Ada sungai juga di tengah area. Ada jembatan
kayunya. Airnya bening.
Sebenernya bebas sih kayaknya mau ambil
rute perjalanannya dari mana. Kebanyakan orang ambil rutenya dari kiri. Kami
kemarin dari arah kanan. Jadi, tidak menuju candi dulu. Tapi, ke arah kanan dan
nyebrang sungai lewat jembatan kayu. Jembatan itu membawa kami lebih dekat pada
resort. Di dekat resort ada jalan, satu jalan lebar, satu jalan setapak.
Di dekat area resort ada tanah lapang yang
ditumbuhi banyak tanaman... aku nggak tahu namanya apa. Pokoknya yang bisa
ditiup kayak bunga dandelion gitu deh. Hehehe.
Putri Malu
Di sanalah aku bermain-main. Meniupi
bunga-bunga itu. Lalu, duduk melepas lelah di jalan setapak. Ditemani dua ekor
burung dara yang asik main kejar-kejaran. Burung aja ada pasangannya. Kamu
gimana kura-kura? Masih sendiri aja? Hahaha. Burungnya pamer kemesraan.
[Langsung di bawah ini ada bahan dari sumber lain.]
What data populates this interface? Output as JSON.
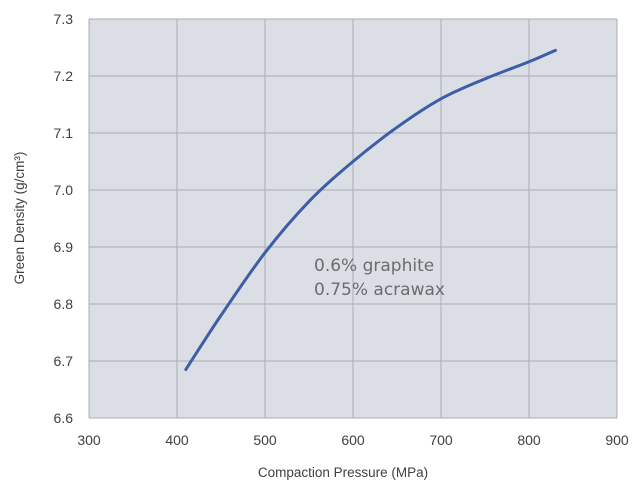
{
  "chart_data": {
    "type": "line",
    "title": "",
    "xlabel": "Compaction Pressure (MPa)",
    "ylabel": "Green Density (g/cm³)",
    "xlim": [
      300,
      900
    ],
    "ylim": [
      6.6,
      7.3
    ],
    "x_ticks": [
      "300",
      "400",
      "500",
      "600",
      "700",
      "800",
      "900"
    ],
    "y_ticks": [
      "6.6",
      "6.7",
      "6.8",
      "6.9",
      "7.0",
      "7.1",
      "7.2",
      "7.3"
    ],
    "grid": true,
    "legend": "none",
    "plot_background": "#dcdee6",
    "line_color": "#3b5ea6",
    "annotations": [
      "0.6% graphite",
      "0.75% acrawax"
    ],
    "series": [
      {
        "x": [
          410,
          450,
          500,
          550,
          600,
          650,
          700,
          750,
          800,
          830
        ],
        "y": [
          6.685,
          6.78,
          6.89,
          6.98,
          7.05,
          7.11,
          7.16,
          7.195,
          7.225,
          7.245
        ]
      }
    ]
  }
}
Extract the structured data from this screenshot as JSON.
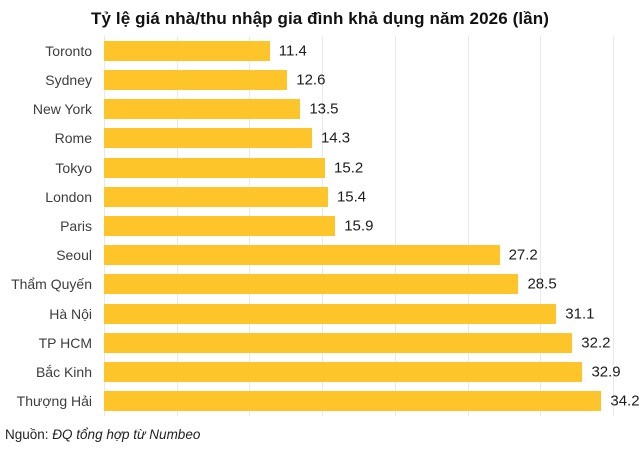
{
  "title": "Tỷ lệ giá nhà/thu nhập gia đình khả dụng năm 2026 (lần)",
  "source": {
    "prefix": "Nguồn: ",
    "text": "ĐQ tổng hợp từ Numbeo"
  },
  "colors": {
    "bar": "#fec52b",
    "gridline": "#e9e9e9",
    "title": "#111111",
    "label": "#3d3d3d",
    "value": "#1c1c1c"
  },
  "chart_data": {
    "type": "bar",
    "orientation": "horizontal",
    "title": "Tỷ lệ giá nhà/thu nhập gia đình khả dụng năm 2026 (lần)",
    "categories": [
      "Toronto",
      "Sydney",
      "New York",
      "Rome",
      "Tokyo",
      "London",
      "Paris",
      "Seoul",
      "Thẩm Quyến",
      "Hà Nội",
      "TP HCM",
      "Bắc Kinh",
      "Thượng Hải"
    ],
    "values": [
      11.4,
      12.6,
      13.5,
      14.3,
      15.2,
      15.4,
      15.9,
      27.2,
      28.5,
      31.1,
      32.2,
      32.9,
      34.2
    ],
    "value_labels": [
      "11.4",
      "12.6",
      "13.5",
      "14.3",
      "15.2",
      "15.4",
      "15.9",
      "27.2",
      "28.5",
      "31.1",
      "32.2",
      "32.9",
      "34.2"
    ],
    "xlabel": "",
    "ylabel": "",
    "xlim": [
      0,
      35
    ],
    "gridline_interval": 5,
    "grid": true,
    "legend": false
  }
}
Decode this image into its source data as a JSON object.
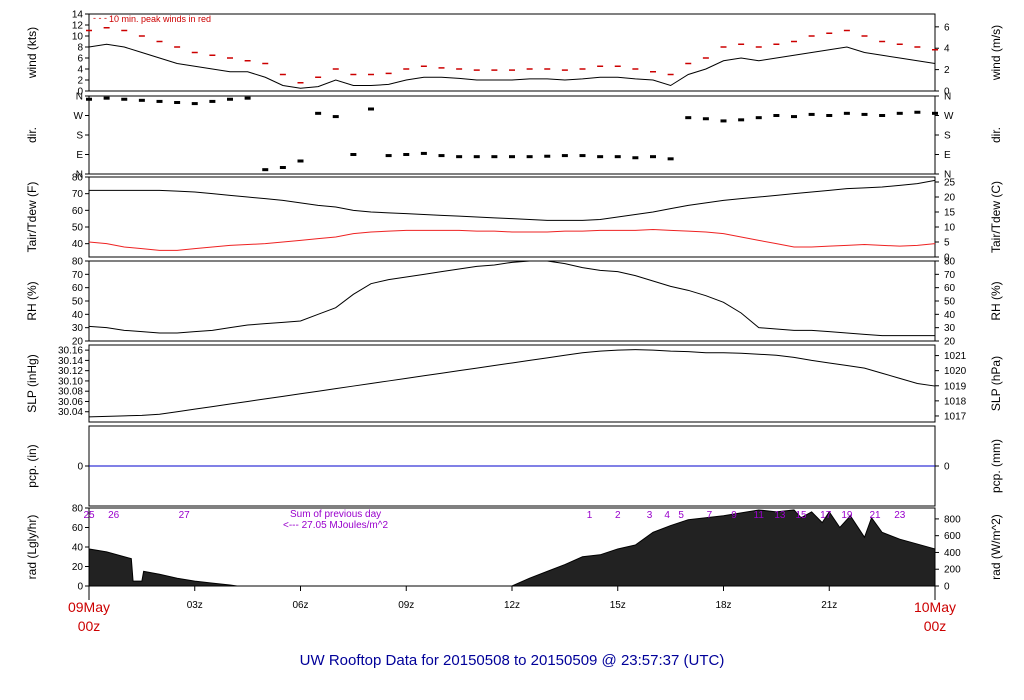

Jalan terus, nemu satu area yang juga belum
jadi. Namanya Gazebo Novita kalau nggak salah. Nah, deket situ ada patung kayak
pasukan perang kerajaan Cina.
Trus, ada jembatan yang membuat kami
akhirnya sadar bahwa kami melawan arus. Ya, kami jalan dari arah menuju pintu
keluar. Pantesan banyak mobil yang lewat. Kami sampai harus melipir. Nepi deket
tanaman.
Tanamannya di dominasi jenis palem-paleman.
Bikin suasana rindang dan sejuk.
Nyebrang jembatan, di sisi kiri ada area
yang masih di bangun. Kayaknya sih bakal jadi kolam gitu.
Di sebelah kanan ada tanah lapang yang ada
patung Budha-nya. Di taman ini lah aku ketemu bunga ungu cantik yang ternyata
adalah bunga dari kangkung yang entah bagaimana bisa tumbuh melata di atas
tanah.
Dari area ini jalan, ketemu area kolam. Tetep
ya ada patung di sana-sini. Kolam ini juga selfieable.
Jalan dari kolam, ada area kolam dan
gazebo. Juga patung... apa ini ya?? Kolamnya juga banyak ikan koinya.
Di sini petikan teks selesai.